The case for keeping Pennsylvania’s mail ballot date requirement
For nearly three years, going back to the November 2022 election, individuals and groups affiliated with the Democratic Party have been waging battles in federal and state courts to nullify a requirement in Pennsylvania law that applies to voting by mail. The rule in question states that the mail ballot must be both signed and dated by the voter; undated or misdated mail-in ballots “shall not be counted.”
The federal case has been taken up by the Third District Court of Appeals, following a March 31, 2025 decision by Judge Susan Baxter of the Western District of Pennsylvania that sided with the plaintiffs and would allow undated or misdated ballots to be counted. The state court challenges have made their way to the state’s Supreme Court, which is now considering the merits.
In essence, the argument against the rule is that it serves no recognized purpose or function beneficial to voting and elections, yet leads to votes being disqualified. Thus, it presents an undue impediment to voters seeking to freely exercise their rights.
Supporters of the rule thus far have had limited success countering this argument. They have contended that the rule helps identify or prevent fraud, but have not been sufficiently clear as to how this is so. They have also maintained that the date requirement preserves the “solemnity” of the act of voting, but this has been dismissed as “nebulous.”
But this debate has addressed the usefulness of the date only in relation to individual voters.
The date requirement can alternatively be assessed from a data science perspective; that is, in relation to how individual, recorded dates might aggregate into a useful data set. Ballot dates in aggregate can provide useful information for monitoring or assessing the timeliness of election officials in the processing and recording of mail ballots, or for identifying and remediating problems, or even malfeasance, along those lines.
Such information may be particularly valuable in situations where process delays more severely affect a particular cohort of voters (distinguished, for example, by race or ethnicity) or one particular district or county. One group having a larger share of ballots rejected for lateness than others should trigger concerns about fair treatment, especially when the comparison is between voters exhibiting the same signature dates.
Not only should the rule be preserved, but ideally the signature dates should be digitized and included as a data item in the mail-in voting database maintained by the state’s Bureau of Elections during the course of an election.
The plaintiffs’ claim of no material purpose to the rule is conceptually unsound for an additional reason, grounded in behavioral science.
Neglecting to follow instructions by writing the date alongside the signature on a signed ballot is undoubtedly attributable to inattention, distraction, or oversight. However, similar cognitive lapses may cause some voters to miss the ballot return deadline, and the date rule may function as a “nudge” to prevent such lapses.
In other words, the number of ballots rejected because of missing or invalid dates is insufficient information to determine how many votes would have been recorded in the absence of the date requirement. That determination requires also knowing how many voters would have missed the return deadline if not for the nudge that accompanies recalling and writing down the calendar date when signing the ballot.
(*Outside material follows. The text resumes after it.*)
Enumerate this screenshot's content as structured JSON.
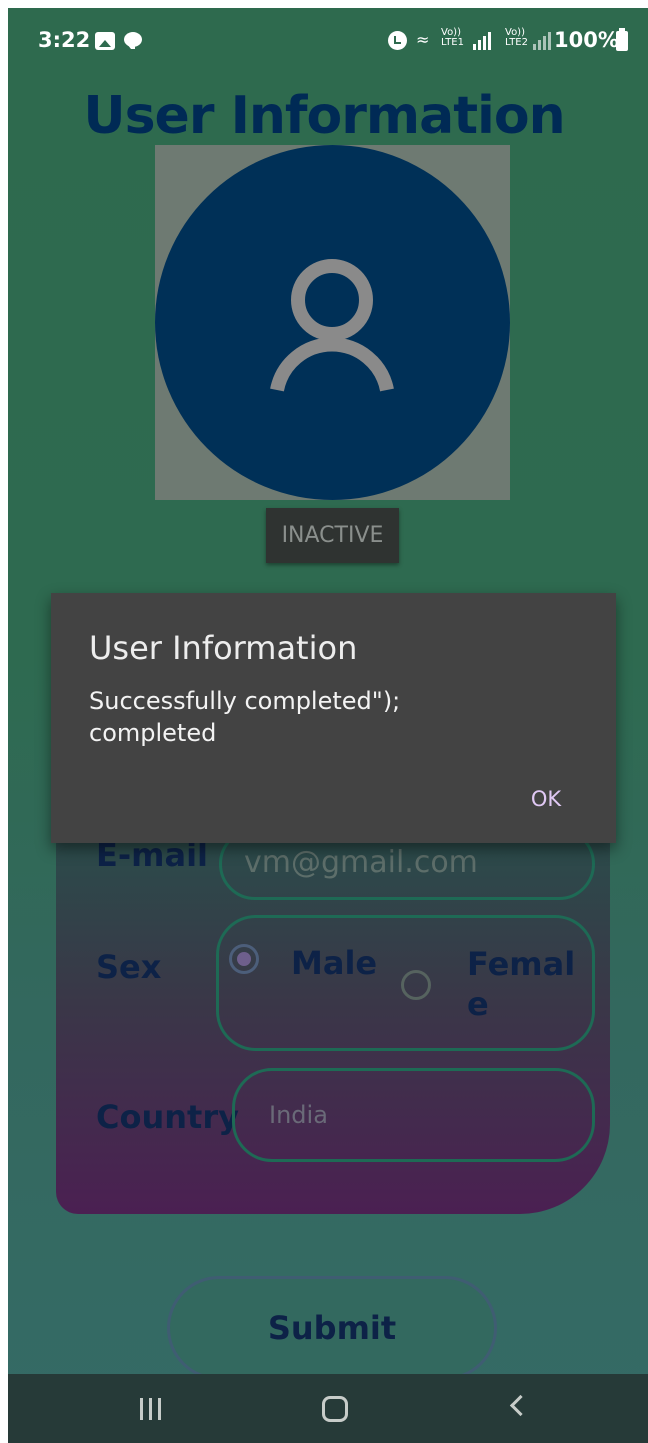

This tradeoff is worth considering, especially as mail ballots are far more frequently disqualified for missing the return deadline than for having missing or invalid dates.
A third weakness of the plaintiffs’ complaint regards the validity of the counts of lost votes that have been bandied about during court proceedings and in public statements. The cogency of the complaint arguably depends on tossed-out votes being frequent enough to be considered more than just idiosyncratic instances of voter negligence, such that the rule places a meaningful burden on voters.
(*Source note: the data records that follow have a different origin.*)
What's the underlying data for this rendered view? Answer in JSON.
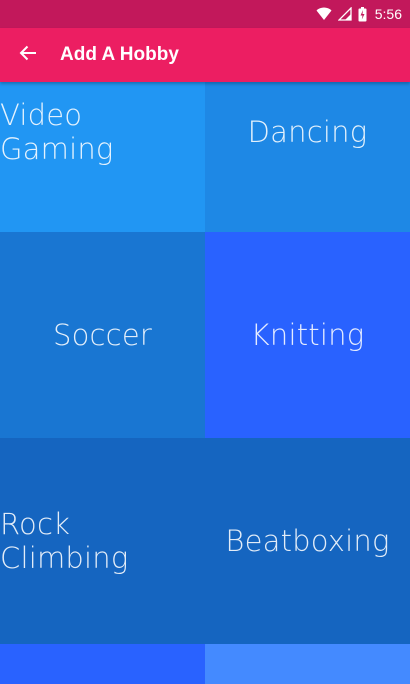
{
  "status_bar": {
    "time": "5:56",
    "icons": [
      "wifi-icon",
      "signal-icon",
      "battery-charging-icon"
    ]
  },
  "app_bar": {
    "title": "Add A Hobby",
    "back_icon": "arrow-left-icon"
  },
  "colors": {
    "status_bar": "#c2185b",
    "app_bar": "#ec1e62"
  },
  "hobbies": [
    {
      "label": "Video Gaming",
      "color": "#2196f3"
    },
    {
      "label": "Dancing",
      "color": "#1e88e5"
    },
    {
      "label": "Soccer",
      "color": "#1976d2"
    },
    {
      "label": "Knitting",
      "color": "#2962ff"
    },
    {
      "label": "Rock Climbing",
      "color": "#1565c0"
    },
    {
      "label": "Beatboxing",
      "color": "#1565c0"
    },
    {
      "label": "",
      "color": "#2962ff"
    },
    {
      "label": "",
      "color": "#448aff"
    }
  ]
}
The federal case has been associated with an oft-repeated claim that more than 10,000 ballots were disqualified for missing or incorrect dates in the Nov. 2022 election, which even came to be accepted as fact by Judge Baxter:
“Under current practice, if the date on the outer envelope is incorrect or missing, the ballot is not counted. It is undisputed that in the 2022 general election, over 10,000 mail ballots were disqualified for this reason.”
However, this claim is of murky origin and is straight-out contradicted by a January, 2023 announcement from the PA Department of State stating that the number of ballots rejected in the November election due to date and signature requirements combined was no more than 8,000. The number rejected solely due missing or incorrect dates no doubt was much smaller. Moreover, some voters with disqualified ballots end up voting anyway, either because they are offered a second chance or via provisional voting at the polls.
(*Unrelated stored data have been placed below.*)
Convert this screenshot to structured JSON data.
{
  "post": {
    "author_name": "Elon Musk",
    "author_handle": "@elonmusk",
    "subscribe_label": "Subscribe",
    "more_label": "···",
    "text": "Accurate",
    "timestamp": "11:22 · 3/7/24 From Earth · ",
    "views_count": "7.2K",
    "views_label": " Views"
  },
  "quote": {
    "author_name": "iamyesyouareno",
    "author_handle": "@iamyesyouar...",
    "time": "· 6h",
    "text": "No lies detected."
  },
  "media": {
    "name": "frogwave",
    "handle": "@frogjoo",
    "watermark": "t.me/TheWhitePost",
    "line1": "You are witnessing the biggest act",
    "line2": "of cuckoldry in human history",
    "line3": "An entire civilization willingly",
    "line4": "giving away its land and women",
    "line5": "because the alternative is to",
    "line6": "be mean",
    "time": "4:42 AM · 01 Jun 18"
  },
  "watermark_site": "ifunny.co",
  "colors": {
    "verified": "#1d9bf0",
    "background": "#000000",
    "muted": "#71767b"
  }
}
More recently, opponents of the date requirement have asserted that 4,500 individuals in Pennsylvania were “deprived of their vote” during the 2024 general election due to a missing or invalid date. However, that number seems to be based on an oversimplified calculation. My own, in-depth analysis of data from that election indicates that fewer than half that number, 2,055 individuals, ended up not voting for that reason (equaling one tenth of one percent of returned ballots).
In sum, opposition to the ballot date rule fails to adequately consider its conceptual basis and overstates the counts of votes that have been lost in past elections due to the rule.